Era cosa inverosímil.

El fondo del mar no se componía de rocas ni de cieno, ni de arena, ni de conchas, porque el plomo no llevó a la superficie otra cosa que una especie de polvo metálico de notables reflejos dorados, cuya naturaleza era imposible determinar. No era aquello lo que las sondas solían recoger en el fondo del mar Mediterráneo.

—Ya lo ve usted teniente —dijo Héctor Servadac—; nos encontramos más lejos de las costas argelinas que lo que usted supone.

—Si nos encontráramos más lejos —respondió el teniente Procopio, moviendo la cabeza—, no tendríamos cinco brazas de profundidad, sino doscientas o trescientas.

—¿Y entonces? —preguntó el conde Timascheff.

—No sé qué pensar.

—Señor conde —dijo el capitán Servadac—, se lo ruego encarecidamente, hagamos rumbo al Sur y veamos si podemos encontrar más lejos lo que buscamos aquí inútilmente.

El conde Timascheff conferenció con el teniente Procopio, y convinieron en que durante treinta y seis horas la
Dobryna
bajaría hacia el Sur.

Héctor Servadac dio las gracias al conde Timascheff y se ordenó al timonel que tomara el rumbo convenido.

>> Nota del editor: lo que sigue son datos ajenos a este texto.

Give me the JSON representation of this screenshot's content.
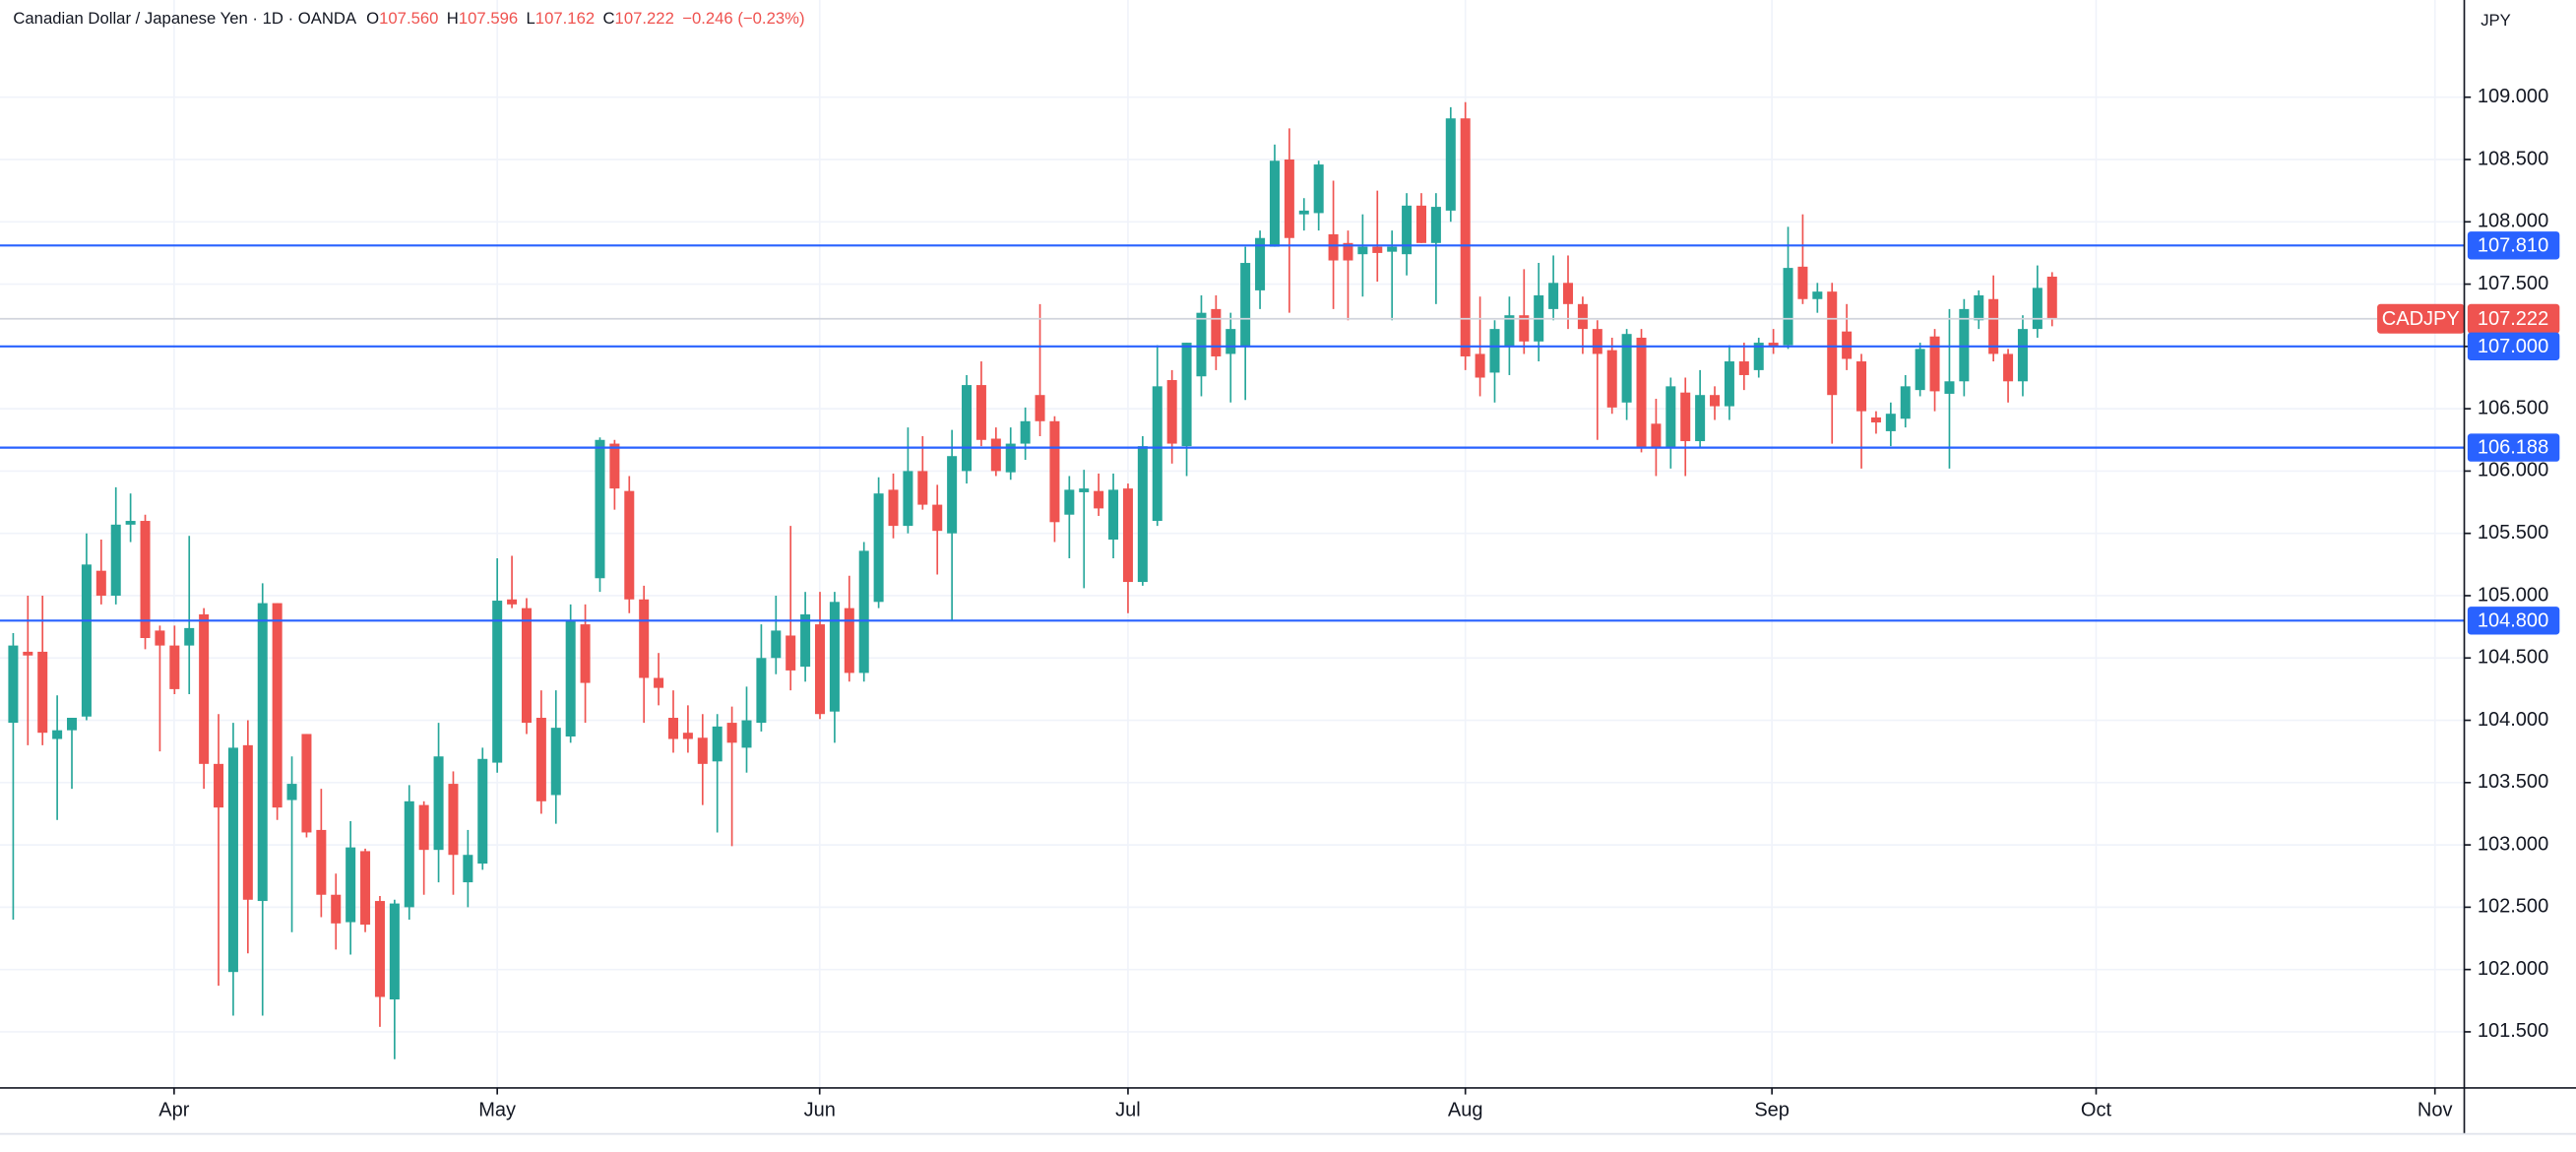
{
  "chart_data": {
    "type": "candlestick",
    "symbol_title": "Canadian Dollar / Japanese Yen · 1D · OANDA",
    "ohlc": [
      {
        "key": "O",
        "value": "107.560"
      },
      {
        "key": "H",
        "value": "107.596"
      },
      {
        "key": "L",
        "value": "107.162"
      },
      {
        "key": "C",
        "value": "107.222"
      }
    ],
    "change": "−0.246 (−0.23%)",
    "currency": "JPY",
    "symbol": "CADJPY",
    "up_color": "#26a69a",
    "down_color": "#ef5350",
    "grid": true,
    "x": [
      0,
      1,
      2,
      3,
      4,
      5,
      6,
      7,
      8,
      9,
      10,
      11,
      12,
      13,
      14,
      15,
      16,
      17,
      18,
      19,
      20,
      21,
      22,
      23,
      24,
      25,
      26,
      27,
      28,
      29,
      30,
      31,
      32,
      33,
      34,
      35,
      36,
      37,
      38,
      39,
      40,
      41,
      42,
      43,
      44,
      45,
      46,
      47,
      48,
      49,
      50,
      51,
      52,
      53,
      54,
      55,
      56,
      57,
      58,
      59,
      60,
      61,
      62,
      63,
      64,
      65,
      66,
      67,
      68,
      69,
      70,
      71,
      72,
      73,
      74,
      75,
      76,
      77,
      78,
      79,
      80,
      81,
      82,
      83,
      84,
      85,
      86,
      87,
      88,
      89,
      90,
      91,
      92,
      93,
      94,
      95,
      96,
      97,
      98,
      99,
      100,
      101,
      102,
      103,
      104,
      105,
      106,
      107,
      108,
      109,
      110,
      111,
      112,
      113,
      114,
      115,
      116,
      117,
      118,
      119,
      120,
      121,
      122,
      123,
      124,
      125,
      126,
      127,
      128,
      129,
      130,
      131,
      132,
      133,
      134,
      135,
      136,
      137,
      138,
      139
    ],
    "open": [
      103.98,
      104.55,
      104.55,
      103.85,
      103.92,
      104.03,
      105.2,
      105.0,
      105.57,
      105.6,
      104.72,
      104.6,
      104.6,
      104.85,
      103.65,
      101.98,
      103.8,
      102.55,
      104.94,
      103.36,
      103.89,
      103.12,
      102.6,
      102.38,
      102.95,
      102.55,
      101.76,
      102.5,
      103.32,
      102.96,
      103.49,
      102.7,
      102.85,
      103.66,
      104.97,
      104.9,
      104.02,
      103.4,
      103.87,
      104.77,
      105.14,
      106.22,
      105.84,
      104.97,
      104.34,
      104.02,
      103.9,
      103.86,
      103.67,
      103.98,
      103.78,
      103.98,
      104.5,
      104.68,
      104.43,
      104.77,
      104.07,
      104.9,
      104.38,
      104.95,
      105.85,
      105.56,
      106.0,
      105.73,
      105.5,
      106.0,
      106.69,
      106.26,
      105.99,
      106.22,
      106.61,
      106.4,
      105.65,
      105.83,
      105.84,
      105.45,
      105.86,
      105.11,
      105.6,
      106.73,
      106.2,
      106.76,
      107.3,
      106.94,
      107.0,
      107.45,
      107.8,
      108.5,
      108.06,
      108.07,
      107.9,
      107.83,
      107.74,
      107.8,
      107.76,
      107.74,
      108.13,
      107.83,
      108.09,
      108.83,
      106.94,
      106.79,
      107.0,
      107.25,
      107.04,
      107.3,
      107.51,
      107.34,
      107.14,
      106.97,
      106.55,
      107.07,
      106.38,
      106.19,
      106.63,
      106.24,
      106.61,
      106.52,
      106.88,
      106.81,
      107.03,
      107.01,
      107.64,
      107.38,
      107.44,
      107.12,
      106.88,
      106.43,
      106.32,
      106.42,
      106.65,
      107.08,
      106.62,
      106.72,
      107.21,
      107.38,
      106.94,
      106.72,
      107.14,
      107.56
    ],
    "high": [
      104.7,
      105.0,
      105.0,
      104.2,
      104.02,
      105.5,
      105.45,
      105.87,
      105.82,
      105.65,
      104.76,
      104.76,
      105.48,
      104.9,
      104.05,
      103.98,
      104.0,
      105.1,
      104.94,
      103.71,
      103.89,
      103.45,
      102.77,
      103.19,
      102.97,
      102.59,
      102.56,
      103.48,
      103.35,
      103.98,
      103.59,
      103.12,
      103.78,
      105.3,
      105.32,
      104.98,
      104.24,
      104.24,
      104.93,
      104.93,
      106.27,
      106.25,
      105.96,
      105.08,
      104.54,
      104.24,
      104.12,
      104.05,
      104.05,
      104.11,
      104.27,
      104.77,
      105.0,
      105.56,
      105.03,
      105.03,
      105.03,
      105.16,
      105.43,
      105.95,
      105.98,
      106.35,
      106.28,
      105.89,
      106.33,
      106.77,
      106.88,
      106.35,
      106.35,
      106.51,
      107.34,
      106.44,
      105.96,
      106.01,
      105.98,
      105.98,
      105.9,
      106.28,
      107.01,
      106.81,
      107.03,
      107.41,
      107.41,
      107.27,
      107.8,
      107.93,
      108.62,
      108.75,
      108.19,
      108.49,
      108.33,
      107.93,
      108.06,
      108.25,
      107.93,
      108.23,
      108.23,
      108.23,
      108.92,
      108.96,
      107.4,
      107.21,
      107.4,
      107.62,
      107.67,
      107.73,
      107.73,
      107.4,
      107.21,
      107.07,
      107.14,
      107.14,
      106.58,
      106.75,
      106.75,
      106.81,
      106.68,
      107.01,
      107.03,
      107.07,
      107.14,
      107.96,
      108.06,
      107.51,
      107.51,
      107.34,
      106.94,
      106.48,
      106.55,
      106.77,
      107.03,
      107.14,
      107.3,
      107.38,
      107.45,
      107.57,
      106.98,
      107.25,
      107.65,
      107.596
    ],
    "low": [
      102.4,
      103.8,
      103.8,
      103.2,
      103.45,
      104.0,
      104.93,
      104.93,
      105.43,
      104.57,
      103.75,
      104.21,
      104.21,
      103.45,
      101.87,
      101.63,
      102.13,
      101.63,
      103.2,
      102.3,
      103.06,
      102.42,
      102.16,
      102.12,
      102.3,
      101.54,
      101.28,
      102.4,
      102.6,
      102.7,
      102.6,
      102.5,
      102.8,
      103.58,
      104.9,
      103.89,
      103.25,
      103.17,
      103.82,
      103.98,
      105.03,
      105.69,
      104.86,
      103.98,
      104.12,
      103.74,
      103.74,
      103.32,
      103.1,
      102.99,
      103.58,
      103.91,
      104.37,
      104.24,
      104.31,
      104.01,
      103.82,
      104.31,
      104.31,
      104.9,
      105.46,
      105.5,
      105.69,
      105.17,
      104.8,
      105.9,
      106.2,
      105.96,
      105.93,
      106.09,
      106.28,
      105.43,
      105.3,
      105.06,
      105.64,
      105.3,
      104.86,
      105.08,
      105.56,
      106.06,
      105.96,
      106.6,
      106.81,
      106.55,
      106.57,
      107.3,
      107.8,
      107.27,
      107.93,
      107.93,
      107.3,
      107.21,
      107.4,
      107.52,
      107.21,
      107.57,
      107.83,
      107.34,
      108.0,
      106.81,
      106.6,
      106.55,
      106.77,
      106.94,
      106.88,
      107.21,
      107.14,
      106.94,
      106.25,
      106.46,
      106.41,
      106.15,
      105.96,
      106.02,
      105.96,
      106.19,
      106.41,
      106.41,
      106.65,
      106.75,
      106.94,
      106.98,
      107.34,
      107.27,
      106.22,
      106.81,
      106.02,
      106.3,
      106.2,
      106.35,
      106.6,
      106.48,
      106.02,
      106.6,
      107.14,
      106.88,
      106.55,
      106.6,
      107.07,
      107.162
    ],
    "close": [
      104.6,
      104.52,
      103.9,
      103.92,
      104.02,
      105.25,
      105.0,
      105.57,
      105.6,
      104.66,
      104.6,
      104.25,
      104.74,
      103.65,
      103.3,
      103.78,
      102.56,
      104.94,
      103.3,
      103.49,
      103.1,
      102.6,
      102.37,
      102.98,
      102.36,
      101.78,
      102.53,
      103.35,
      102.96,
      103.71,
      102.92,
      102.92,
      103.69,
      104.96,
      104.93,
      103.98,
      103.35,
      103.94,
      104.8,
      104.3,
      106.25,
      105.86,
      104.97,
      104.34,
      104.26,
      103.85,
      103.85,
      103.65,
      103.95,
      103.82,
      104.0,
      104.5,
      104.72,
      104.4,
      104.85,
      104.05,
      104.95,
      104.38,
      105.36,
      105.82,
      105.56,
      106.0,
      105.73,
      105.52,
      106.12,
      106.69,
      106.25,
      106.0,
      106.22,
      106.4,
      106.4,
      105.59,
      105.85,
      105.86,
      105.7,
      105.85,
      105.11,
      106.2,
      106.68,
      106.22,
      107.03,
      107.27,
      106.92,
      107.14,
      107.67,
      107.87,
      108.49,
      107.87,
      108.09,
      108.46,
      107.69,
      107.69,
      107.8,
      107.75,
      107.8,
      108.13,
      107.83,
      108.12,
      108.83,
      106.92,
      106.75,
      107.14,
      107.25,
      107.04,
      107.41,
      107.51,
      107.34,
      107.14,
      106.94,
      106.51,
      107.1,
      106.19,
      106.19,
      106.68,
      106.24,
      106.61,
      106.52,
      106.88,
      106.77,
      107.03,
      107.0,
      107.63,
      107.38,
      107.44,
      106.61,
      106.9,
      106.48,
      106.39,
      106.46,
      106.68,
      106.98,
      106.64,
      106.72,
      107.3,
      107.41,
      106.94,
      106.72,
      107.14,
      107.47,
      107.222
    ],
    "xlim": [
      -0.9,
      167.1
    ],
    "xticks": [
      {
        "value": 10.97,
        "label": "Apr"
      },
      {
        "value": 33.0,
        "label": "May"
      },
      {
        "value": 54.98,
        "label": "Jun"
      },
      {
        "value": 76.0,
        "label": "Jul"
      },
      {
        "value": 99.0,
        "label": "Aug"
      },
      {
        "value": 119.9,
        "label": "Sep"
      },
      {
        "value": 142.0,
        "label": "Oct"
      },
      {
        "value": 165.1,
        "label": "Nov"
      }
    ],
    "ylim": [
      101.05,
      109.78
    ],
    "yticks": [
      {
        "value": 101.5,
        "label": "101.500"
      },
      {
        "value": 102,
        "label": "102.000"
      },
      {
        "value": 102.5,
        "label": "102.500"
      },
      {
        "value": 103,
        "label": "103.000"
      },
      {
        "value": 103.5,
        "label": "103.500"
      },
      {
        "value": 104,
        "label": "104.000"
      },
      {
        "value": 104.5,
        "label": "104.500"
      },
      {
        "value": 105,
        "label": "105.000"
      },
      {
        "value": 105.5,
        "label": "105.500"
      },
      {
        "value": 106,
        "label": "106.000"
      },
      {
        "value": 106.5,
        "label": "106.500"
      },
      {
        "value": 107,
        "label": "107.000"
      },
      {
        "value": 107.5,
        "label": "107.500"
      },
      {
        "value": 108,
        "label": "108.000"
      },
      {
        "value": 108.5,
        "label": "108.500"
      },
      {
        "value": 109,
        "label": "109.000"
      }
    ],
    "hlines_color": "#2962ff",
    "hlines": [
      {
        "value": 107.81,
        "label": "107.810"
      },
      {
        "value": 107.0,
        "label": "107.000"
      },
      {
        "value": 106.188,
        "label": "106.188"
      },
      {
        "value": 104.8,
        "label": "104.800"
      }
    ]
  }
}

Durante treinta y seis horas, es decir, hasta el 4 de febrero, se exploró con toda escrupulosidad aquel mar, no sólo echando la sonda en los parajes sospechosos, en todos los cuales se encontró un fondo igual, de cuatro y cinco brazas, sino rascando aquel fondo con dragas de hierro; pero las dragas no encontraron nunca una piedra labrada ni un resto de metal, ni un trozo de rama rota, ni uno de esos hidrofitos de que suele estar sembrado el suelo de los mares. ¿Qué fondo era, pues, el que había sustituido al antiguo del Mediterráneo?

La
Dobryna
llegó hasta el grado 36 de latitud y, examinando las tierras señaladas en las cartas de a bordo, se evidenció que navegaba donde antes había debido extenderse el Sahel, cerro que separa el mar de la rica llanura de la Mitidya, donde en otra época dominaba el punto culminante del Buzareah, a cuatrocientos metros de altura; pero aun después de la sumersión de las tierras inmediatas, aquel pico habría debido verse todavía como un islote sobre el océano.